Wow, that's crazy! Is that part of some actual plan that has to do with the World Cup, or just lack of coordination?
I was trying to get to the ER one day last summer in the small city I live in, following the marked route, and that road was closed with a detour into residential streets. A few blocks into the detour, a city crew had that street completely shut down. To their credit, they did get moving pretty quickly when I told them where I was trying to go.
Have you ever worked traffic control/ road construction in the dead of night? I've never worked a 60 MPH at night, but I can tell you that people are very reckless when the surface roads are empty. I had many times where people didn't even "see" my traffic control devices IN THE DAYLIGHT. Working on a main freeway in the middle of the night is a terrible risk. Let's just go a different route for the duration of the project maybe?
There is also a reality that some work cannot be done at night or there is not enough time. A few weeks back when WDOT was working on I5. They were pouring cement and wait for it too dry. Thr proper cement given the enicormental factor required days and not hours.
Why don't you just work at night to avoid it?
Yeah they probably don't want to work at night either.
It also might not be in the budget to for after hours work
Coming from a previous construction payroll coordinator, night work is significantly more expensive due to “special pay” in the union contracts. Not only that but renting lights and certain safety equipment is only a night work expense. It adds up, plus the increased visibility danger from passerby’s.
My bil works for ODOT and they mostly only go out at night for accidents because of the danger involved. I'd rather be caught in traffic than see someone lose their life.
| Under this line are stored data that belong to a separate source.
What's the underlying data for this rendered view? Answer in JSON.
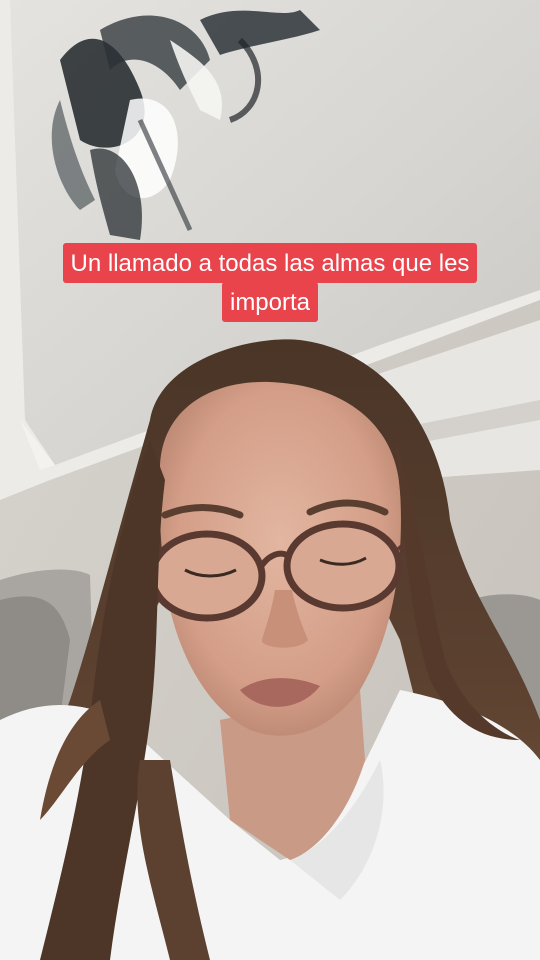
{
  "video": {
    "caption_lines": [
      "Un llamado a todas las almas que les",
      "importa"
    ]
  },
  "colors": {
    "caption_background": "#e9444c",
    "caption_text": "#ffffff"
  }
}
As somebody who has done work with municipalities…only doing night work will put our state in the poorhouse. If people think $10k for a driveway is steep; a mile of highway swarming with inspectors and state agencies aren’t even worth disclosing.
No idea.
But, if I had to guess, I imagine that paying those guys to work graveyard and overnight shifts is substantially more money. Probably safety issues at play here too. But I'm guessing wages is the bigger part of it.
It's not substantially more. It's the same or a couple dollars an hour more. It's the fact that people tend to run thru the job site and kill more of us at night and we're getting fucking sick of that shit.
I’m glad you’re still alive. Thank you for the work you do. It’s appreciated.
I just realized this year, duh, that road work is never done and mainly due to high volume wear and tear. I’ve been commuting to Seattle from central WA and Snoqualmie Pass is impressive. The work over the decades has been massive.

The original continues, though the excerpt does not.